When you meet with a Licensed Insolvency Trustee from our office, they will help you understand if a consumer proposal is the proper option for your situation.
A consumer proposal is one of the most popular debt relief options that exists in Canada.
A consumer proposal allows you to avoid bankruptcy, retain your assets, and have a lessor credit rating impact compared to bankruptcy.
It can have you debt-free in a relatively short period of time and free up valuable cash flow to help achieve your goals such as paying off your secured debts (such as a car loan) faster or saving a rainy day fund.
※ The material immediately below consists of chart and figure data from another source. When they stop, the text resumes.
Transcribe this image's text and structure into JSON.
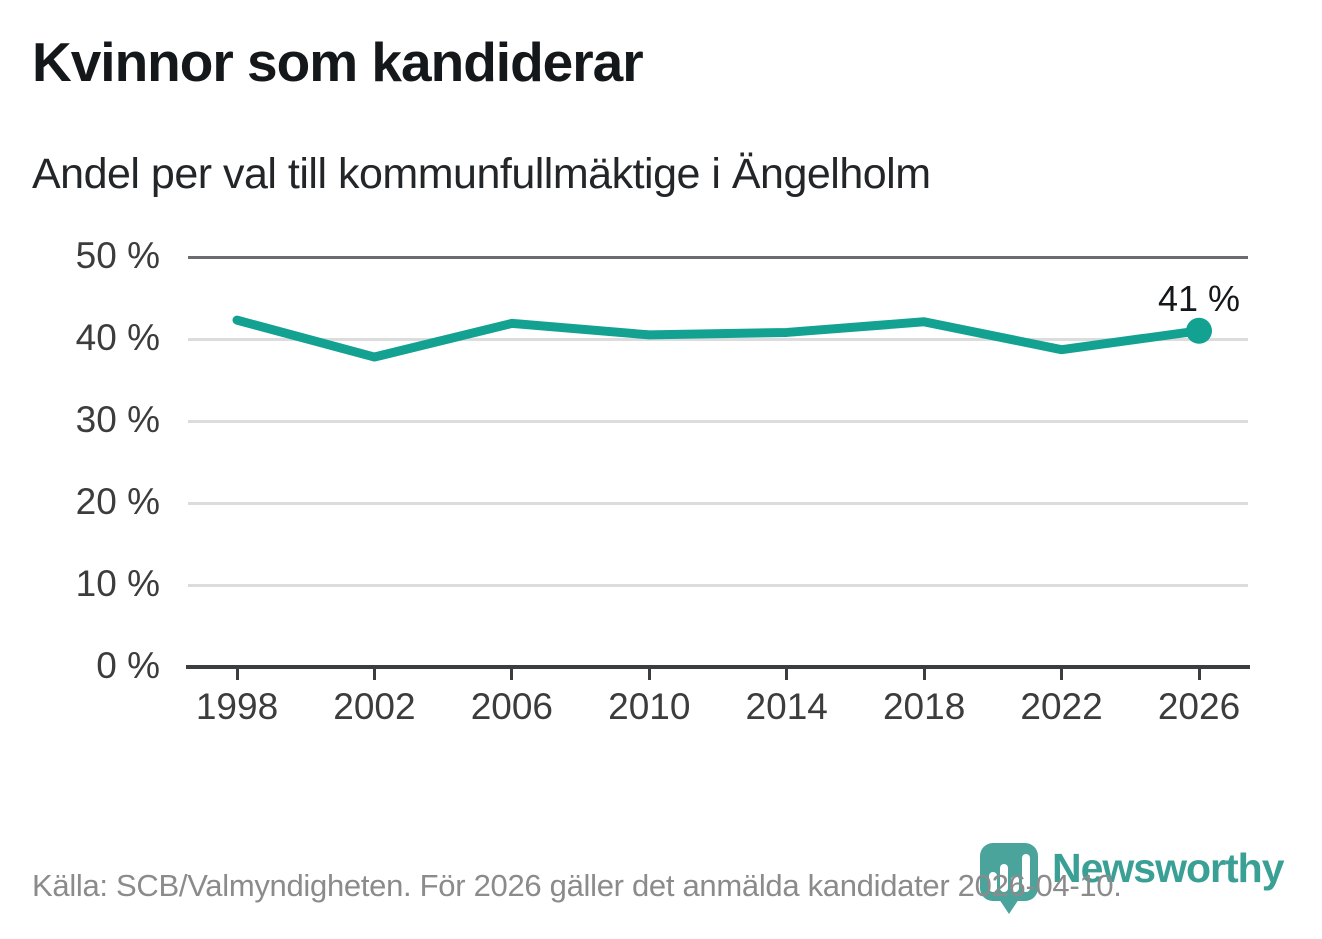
{
  "header": {
    "title": "Kvinnor som kandiderar",
    "subtitle": "Andel per val till kommunfullmäktige i Ängelholm"
  },
  "chart_data": {
    "type": "line",
    "title": "Kvinnor som kandiderar",
    "subtitle": "Andel per val till kommunfullmäktige i Ängelholm",
    "x": [
      1998,
      2002,
      2006,
      2010,
      2014,
      2018,
      2022,
      2026
    ],
    "values": [
      42.3,
      37.8,
      41.9,
      40.5,
      40.8,
      42.1,
      38.7,
      41.0
    ],
    "unit": "%",
    "ylim": [
      0,
      50
    ],
    "yticks": [
      0,
      10,
      20,
      30,
      40,
      50
    ],
    "ytick_labels": [
      "0 %",
      "10 %",
      "20 %",
      "30 %",
      "40 %",
      "50 %"
    ],
    "grid": "horizontal-gridlines-on",
    "legend": "none",
    "line_color": "#13a291",
    "last_point_label": "41 %",
    "last_point_marker": "filled-circle"
  },
  "footer": {
    "source": "Källa: SCB/Valmyndigheten. För 2026 gäller det anmälda kandidater 2026-04-10.",
    "logo_text": "Newsworthy"
  },
  "icons": {
    "logo": "map-pin-bar-chart-icon"
  },
  "colors": {
    "accent_line": "#13a291",
    "logo_teal": "#4aa49b",
    "grid_light": "#dcdcdd",
    "grid_top": "#6b6b70",
    "axis": "#3b3e40",
    "footer_text": "#8b8b8b"
  }
}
While other debt-relief options exist, when eligible and suffering from major financial difficulties a proposal can be the best way out. You can also check out our blog on 10 ways to pay off debt faster.
We also wrote an article specifically answering 'Is a consumer proposal work it?'.
Consumer proposals are rarely rejected, but if the creditor rejects your consumer proposal, you have the opportunity to go back to your creditors and offer them more money.
In the rare event your proposal is not accepted, you are not automatically forced into bankruptcy. Although it may be the only viable option remaining.
You may be asking yourself? Why would a consumer proposal be rejected? It is because they do not like the terms you originally offered in your proposal. The good thing is, you can always go back to your creditors and ask them to accept different terms.
There is no up-front cost to file a consumer proposal with our office.
Our fees are regulated by the Federal Government and are paid out of the money you offer to your creditors. For example, if you owed $30,000 and wanted to offer your creditors $12,000 ($200 per month over 5 years) the $200 monthly payment includes our fees.